The clinical differential diagnosis should include all the benign salivary gland lesions. A CT can give hints regarding the presence of a lipoma, since a density of 50-150 Hounsefield Units is typical for such a tumour . MRT may also suggest diagnosis and allows for assessment of fatty and non-fatty components.
In the histopathological differential diagnosis of the sialolipoma and oncocytic lipoadenoma, lipomatosis, and pleomorphic adenoma with lipometaplasia should be included. Pleomorphic adenoma can be excluded by the presence of normal salivary tissue.

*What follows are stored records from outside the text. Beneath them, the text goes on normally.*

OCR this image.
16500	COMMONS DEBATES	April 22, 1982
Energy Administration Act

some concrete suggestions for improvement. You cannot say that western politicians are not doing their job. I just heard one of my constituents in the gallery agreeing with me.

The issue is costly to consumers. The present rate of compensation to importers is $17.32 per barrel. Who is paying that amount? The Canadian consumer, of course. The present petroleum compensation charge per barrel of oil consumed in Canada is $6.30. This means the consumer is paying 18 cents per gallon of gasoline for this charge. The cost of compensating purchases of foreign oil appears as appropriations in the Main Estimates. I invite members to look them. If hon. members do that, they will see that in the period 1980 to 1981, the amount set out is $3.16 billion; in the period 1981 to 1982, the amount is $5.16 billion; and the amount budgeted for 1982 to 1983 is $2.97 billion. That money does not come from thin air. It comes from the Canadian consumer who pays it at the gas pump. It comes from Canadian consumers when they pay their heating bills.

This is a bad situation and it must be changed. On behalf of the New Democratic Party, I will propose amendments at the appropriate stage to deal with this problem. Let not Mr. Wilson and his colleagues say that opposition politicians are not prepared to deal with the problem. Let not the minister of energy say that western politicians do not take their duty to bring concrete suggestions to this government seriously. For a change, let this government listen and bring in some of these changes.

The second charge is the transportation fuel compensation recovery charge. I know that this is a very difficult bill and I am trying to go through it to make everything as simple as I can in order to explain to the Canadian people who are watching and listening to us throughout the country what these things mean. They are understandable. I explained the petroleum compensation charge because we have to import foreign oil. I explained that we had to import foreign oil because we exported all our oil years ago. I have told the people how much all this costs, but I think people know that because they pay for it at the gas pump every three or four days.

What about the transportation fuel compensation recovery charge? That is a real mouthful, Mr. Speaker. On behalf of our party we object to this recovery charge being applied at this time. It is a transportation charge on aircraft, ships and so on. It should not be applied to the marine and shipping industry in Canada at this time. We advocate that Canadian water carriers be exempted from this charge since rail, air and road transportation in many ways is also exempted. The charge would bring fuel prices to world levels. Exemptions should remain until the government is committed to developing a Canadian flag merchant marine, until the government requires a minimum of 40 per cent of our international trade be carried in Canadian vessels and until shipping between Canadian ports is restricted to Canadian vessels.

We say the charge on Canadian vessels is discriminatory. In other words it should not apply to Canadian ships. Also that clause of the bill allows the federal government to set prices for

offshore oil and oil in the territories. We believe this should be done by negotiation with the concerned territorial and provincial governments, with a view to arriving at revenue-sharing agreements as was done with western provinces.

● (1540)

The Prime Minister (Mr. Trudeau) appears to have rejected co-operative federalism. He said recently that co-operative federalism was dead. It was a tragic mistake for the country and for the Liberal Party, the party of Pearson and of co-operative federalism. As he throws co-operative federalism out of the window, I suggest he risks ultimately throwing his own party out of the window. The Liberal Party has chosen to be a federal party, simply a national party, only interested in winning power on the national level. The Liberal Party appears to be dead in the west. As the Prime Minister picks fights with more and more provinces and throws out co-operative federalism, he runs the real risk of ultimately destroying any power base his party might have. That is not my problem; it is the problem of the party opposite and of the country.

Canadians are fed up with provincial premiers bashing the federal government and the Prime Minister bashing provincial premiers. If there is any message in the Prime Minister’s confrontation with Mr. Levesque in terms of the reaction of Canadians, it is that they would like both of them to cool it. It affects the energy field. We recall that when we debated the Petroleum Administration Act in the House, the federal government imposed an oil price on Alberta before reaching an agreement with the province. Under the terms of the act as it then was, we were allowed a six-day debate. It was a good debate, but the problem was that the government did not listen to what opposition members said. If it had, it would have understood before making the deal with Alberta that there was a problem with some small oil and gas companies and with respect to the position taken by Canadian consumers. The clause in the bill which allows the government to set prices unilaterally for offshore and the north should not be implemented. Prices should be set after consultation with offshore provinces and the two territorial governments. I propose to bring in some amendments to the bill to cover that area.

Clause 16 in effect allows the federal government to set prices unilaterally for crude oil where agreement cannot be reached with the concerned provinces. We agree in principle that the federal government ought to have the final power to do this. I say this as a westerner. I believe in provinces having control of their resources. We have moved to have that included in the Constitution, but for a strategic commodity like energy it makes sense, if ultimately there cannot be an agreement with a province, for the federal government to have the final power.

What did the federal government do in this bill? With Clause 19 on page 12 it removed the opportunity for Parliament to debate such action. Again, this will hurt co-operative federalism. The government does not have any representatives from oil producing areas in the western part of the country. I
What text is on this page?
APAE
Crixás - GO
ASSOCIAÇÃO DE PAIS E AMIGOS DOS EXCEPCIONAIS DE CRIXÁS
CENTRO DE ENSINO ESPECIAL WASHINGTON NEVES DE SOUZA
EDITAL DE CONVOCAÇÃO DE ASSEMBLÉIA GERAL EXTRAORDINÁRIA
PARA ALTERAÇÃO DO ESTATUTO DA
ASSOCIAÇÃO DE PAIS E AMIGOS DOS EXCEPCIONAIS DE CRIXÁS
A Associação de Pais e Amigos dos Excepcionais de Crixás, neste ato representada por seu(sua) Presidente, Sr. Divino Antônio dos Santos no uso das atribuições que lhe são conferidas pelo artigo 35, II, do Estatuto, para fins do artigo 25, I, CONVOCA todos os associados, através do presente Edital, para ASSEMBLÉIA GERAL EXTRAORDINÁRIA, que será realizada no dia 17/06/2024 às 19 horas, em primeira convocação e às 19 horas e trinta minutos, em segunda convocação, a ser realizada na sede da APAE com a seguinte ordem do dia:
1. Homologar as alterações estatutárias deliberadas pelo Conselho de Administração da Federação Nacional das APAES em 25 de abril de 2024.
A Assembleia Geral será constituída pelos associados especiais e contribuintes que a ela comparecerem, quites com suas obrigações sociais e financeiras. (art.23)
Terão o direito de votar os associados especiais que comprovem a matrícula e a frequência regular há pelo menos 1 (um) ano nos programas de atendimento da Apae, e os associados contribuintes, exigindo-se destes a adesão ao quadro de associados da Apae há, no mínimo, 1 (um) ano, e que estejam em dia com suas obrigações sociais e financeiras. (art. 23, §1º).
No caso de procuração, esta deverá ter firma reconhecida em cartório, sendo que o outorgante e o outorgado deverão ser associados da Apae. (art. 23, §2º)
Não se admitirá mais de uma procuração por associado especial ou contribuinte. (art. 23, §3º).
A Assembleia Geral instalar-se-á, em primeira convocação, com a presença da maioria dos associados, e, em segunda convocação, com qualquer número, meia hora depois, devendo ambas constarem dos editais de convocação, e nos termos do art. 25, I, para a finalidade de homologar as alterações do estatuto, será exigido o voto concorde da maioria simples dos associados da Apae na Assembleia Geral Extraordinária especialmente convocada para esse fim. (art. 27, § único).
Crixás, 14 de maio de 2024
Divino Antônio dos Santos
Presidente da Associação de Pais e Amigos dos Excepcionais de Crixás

In contrast to sialolipoma, oncocytic lipoadenoma is characterized by lack of predominant organoid salivary gland elements and paucity or absence of normal ductuloacinic structures [3,15,18,29]. Microscopic differential diagnosis of sialolipoma should include also myoepithelioma and other salivary gland lesions with extensive lipometaplasia . Lipomatosis is characterized by intensive shrinkage of acinar cells and it is a variant of interstitial lipomatosis [15,30]. Sialolipoma has a distinct enlarged main mass, which helps its separation from lipomatosis. Fibrolipoma, the second most common oral lipoma contains also mature adipose tissue . However, in this case there exist no identifiable salivary elements, the fat tissue being contained within dense connective tissue.
Spindle cell lipoma is another lesion that needs to be distinguished from sialolipoma. It may affect the parotid region and present typically as a well-circumscribed fatty tumour with bland spindle cells, ropey collagen, and adipocytes .
In conclusion, oncocytic lipoadenoma is probably not as uncommon as was initially believed and this entity should be included in the differential diagnosis of slow growing mass of the salivary glands. Although oncocytic metaplasia has been recognized in several of the reported sialolipomas, we believe that the term “oncocytic sialolipoma” is more appropriate for oncocyte-predominant lesions.